Insomnia in college students is not something to be taken lightly. The health effects of sleep deprivation among college students can be serious and long-term. Students feeling like they are not getting enough sleep or have trouble falling asleep are suffering from insomnia.
According to Health Services on campus, insomnia occurs in three stages of severity. Transient insomnia lasts just a few nights and usually is triggered by something like excitement or a new sleep schedule. Short-term insomnia can last for up to three weeks and is usually triggered by stress or an illness.
The most severe type is long-term insomnia which lasts longer than a few weeks and causes lack of sleep most nights.
There can be many causes for students to develop insomnia. Lifestyle factors, such as drinking too much caffeine, certain drugs and medications, and alcohol can lead to a lack of sleep.
Junior Allison Platt said she has a couple cups of coffee and a couple cans of Pepsi Max each day.
“I have trouble falling asleep at night because I drink caffeine,” Platt said.

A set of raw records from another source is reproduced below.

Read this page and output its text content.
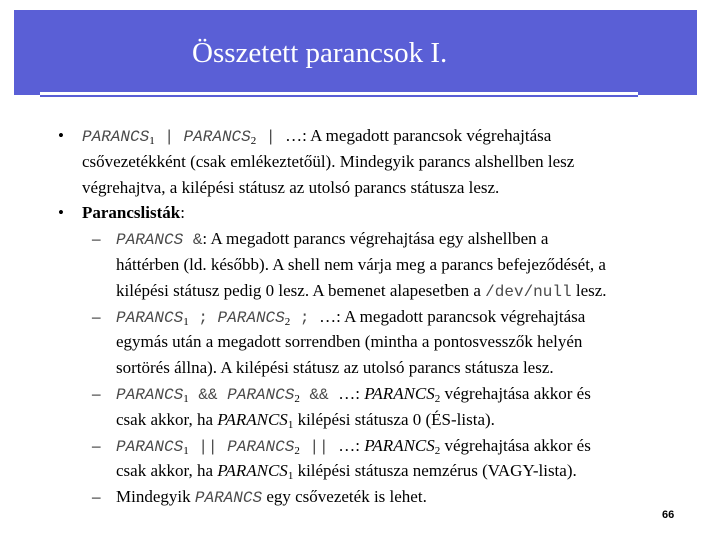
Összetett parancsok I.
• $PARANCS_1$ | $PARANCS_2$ | …: A megadott parancsok végrehajtása
csővezetékként (csak emlékeztetőül). Mindegyik parancs alshellben lesz
végrehajtva, a kilépési státusz az utolsó parancs státusza lesz.
• Parancslisták:
– PARANCS &: A megadott parancs végrehajtása egy alshellben a
háttérben (ld. később). A shell nem várja meg a parancs befejeződését, a
kilépési státusz pedig 0 lesz. A bemenet alapesetben a /dev/null lesz.
– $PARANCS_1$ ; $PARANCS_2$ ; …: A megadott parancsok végrehajtása
egymás után a megadott sorrendben (mintha a pontosvesszők helyén
sortörés állna). A kilépési státusz az utolsó parancs státusza lesz.
– $PARANCS_1$ && $PARANCS_2$ && …: $PARANCS_2$ végrehajtása akkor és
csak akkor, ha $PARANCS_1$ kilépési státusza 0 (ÉS-lista).
– $PARANCS_1$ || $PARANCS_2$ || …: $PARANCS_2$ végrehajtása akkor és
csak akkor, ha $PARANCS_1$ kilépési státusza nemzérus (VAGY-lista).
– Mindegyik PARANCS egy csővezeték is lehet.
66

There may be physical factors that affect sleeping, such as being sick or having sleep apnea. Noise, lighting, and temperature changes are examples of environmental factors that may interfere with sleep. Psychological factors like depression, stress, and anxiety can also prevent students from getting a good night’s rest.
Senior Karla Swenson sometimes feels the effects of insomnia.
“There are nights that I try to go to sleep, but I think that I’ve forgotten to do something important. Then I spend an hour, sometimes two just lying in bed worrying,” Swenson said.
Changes can be made in the lives of students like Swenson and Platt to prevent or stop insomnia. It can be helpful to establish a sleeping pattern. By going to bed and getting up at the same time every day.
Avoiding caffeine, alcohol and smoking may also help students sleep better. If worrying at bedtime causes sleep to not come easily, dedicate sometime throughout the day to write down issues. Thinking of solutions for these issues may help as well.
Clearing the head before trying to sleep will allow for a restful night. Exercising regularly, but not before bed time can also be relaxing and allow for de-stressing. It is important for college students to receive an adequate amount of sleep each night. A restful night’s sleep will allow for students to wake up with feeling refreshed and ready to start the day.